Who has a "social identity"?

Think about the multiple ways that "identity" comes into social life. We think we know what someone means when he says he is African-American, Southern, gen-X, and professional. But of course the reality is much more complex, both within the person and across the group. Each identity label brings with it a cluster of values and attitudes that hang together across a population of people. These clusters are cross-cutting: it may be that there are values shared by many Southerners, both white and black, that differentiate them from Northerners and constitute a dimension of social identity; likewise there is a cluster of values and attitudes shared by African-Americans in both South and North; and so on for youth culture and work culture. (This is sometimes referred to as "intersectionality" and the politics of intersectionality.)

One question we can ask is how these various identities co-exist in one person.

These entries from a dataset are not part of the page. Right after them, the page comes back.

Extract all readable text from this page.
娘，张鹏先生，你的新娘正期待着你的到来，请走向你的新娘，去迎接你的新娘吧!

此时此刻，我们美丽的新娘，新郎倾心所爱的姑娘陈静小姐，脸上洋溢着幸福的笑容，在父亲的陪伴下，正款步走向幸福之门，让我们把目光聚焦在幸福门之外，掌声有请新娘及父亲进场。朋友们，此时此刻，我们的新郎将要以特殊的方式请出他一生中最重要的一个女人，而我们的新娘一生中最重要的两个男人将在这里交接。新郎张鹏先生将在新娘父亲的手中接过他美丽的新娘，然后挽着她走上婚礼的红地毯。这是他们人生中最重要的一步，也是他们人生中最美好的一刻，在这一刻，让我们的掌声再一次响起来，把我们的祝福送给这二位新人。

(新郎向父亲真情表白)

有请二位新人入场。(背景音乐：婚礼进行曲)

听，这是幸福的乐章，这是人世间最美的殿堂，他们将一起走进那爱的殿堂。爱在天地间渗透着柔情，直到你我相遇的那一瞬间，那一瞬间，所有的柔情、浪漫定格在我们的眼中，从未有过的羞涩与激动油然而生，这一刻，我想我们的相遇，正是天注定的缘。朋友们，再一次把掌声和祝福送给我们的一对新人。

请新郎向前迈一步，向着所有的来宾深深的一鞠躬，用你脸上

How does the individual's psychological system incorporate and process features of identity? How does political and social cognition work at the level of the individual? What determines whether one identity is more salient than another in a given context for a given person? How do the various identity configurations interact within the person; how do behavior and preference result from the several identity configurations? Is there a problem of coherence among the identities? Can one be conflicted over the dictates and affects of the several identities he or she possesses? (Is this illustrated by religious conservative gay politicians?)

Another challenging question is how these identity configurations vary across a population of people who can be said to possess the identity. It is clear that identities are not uniform across a population; it is not the case that there is one profile of "American Baptist" that fits all Baptists. So we need to have some way of conceptualizing how a given identity is instantiated in different ways across individuals within a given group.

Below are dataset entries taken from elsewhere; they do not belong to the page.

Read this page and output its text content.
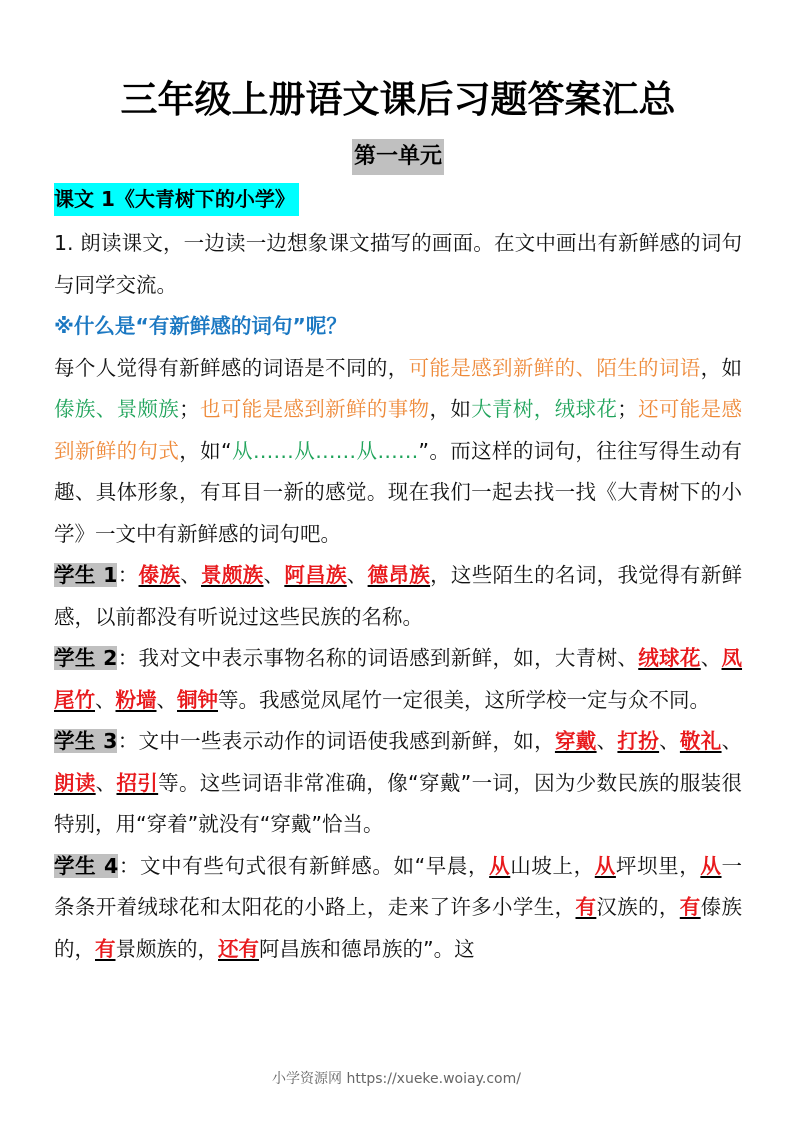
三年级上册语文课后习题答案汇总
第一单元
课文 1《大青树下的小学》

1. 朗读课文，一边读一边想象课文描写的画面。在文中画出有新鲜感的词句与同学交流。

※什么是“有新鲜感的词句”呢？

每个人觉得有新鲜感的词语是不同的，可能是感到新鲜的、陌生的词语，如傣族、景颇族；也可能是感到新鲜的事物，如大青树，绒球花；还可能是感到新鲜的句式，如“从……从……从……”。而这样的词句，往往写得生动有趣、具体形象，有耳目一新的感觉。现在我们一起去找一找《大青树下的小学》一文中有新鲜感的词句吧。

学生 1：傣族、景颇族、阿昌族、德昂族，这些陌生的名词，我觉得有新鲜感，以前都没有听说过这些民族的名称。

学生 2：我对文中表示事物名称的词语感到新鲜，如，大青树、绒球花、凤尾竹、粉墙、铜钟等。我感觉凤尾竹一定很美，这所学校一定与众不同。

学生 3：文中一些表示动作的词语使我感到新鲜，如，穿戴、打扮、敬礼、朗读、招引等。这些词语非常准确，像“穿戴”一词，因为少数民族的服装很特别，用“穿着”就没有“穿戴”恰当。

学生 4：文中有些句式很有新鲜感。如“早晨，从山坡上，从坪坝里，从一条条开着绒球花和太阳花的小路上，走来了许多小学生，有汉族的，有傣族的，有景颇族的，还有阿昌族和德昂族的”。这

小学资源网 https://xueke.woiay.com/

We also need a theory of the mechanisms of transmission and maintenance that serve to proliferate an identity across generations and through a population. What are the processes through which individuals and groups acquire their identities? There are some obvious mechanisms--personality development within the family, exposure to values and identities in schools and faith institutions, exposure to identity commitments through the media and the internet. But it would be very useful to have more focused and detailed studies of the ways in which identities are transmitted at the level of the developing individual.

Each of these questions -- the individual-level question and the group-level question -- has implications for political choice and behavior. A political movement requires mobilization of a group of people who are willing to act together for an outcome. And mobilization often depends on the ability of the political organization to amplify some elements of identity within a population and damp down other elements. In India, for example, it is possible to track the efforts of Hindu nationalist parties like the BJP aimed at making religious identity more salient than other civic or economic identities. Contrast this strategy with the strategy of parties like the CPM of West Bengal, which bases its political mobilization on an identity of class.

(Atul Kohli's Democracy and Discontent: India's Growing Crisis of Governability is an excellent discussion of some of these features of identity politics in India.)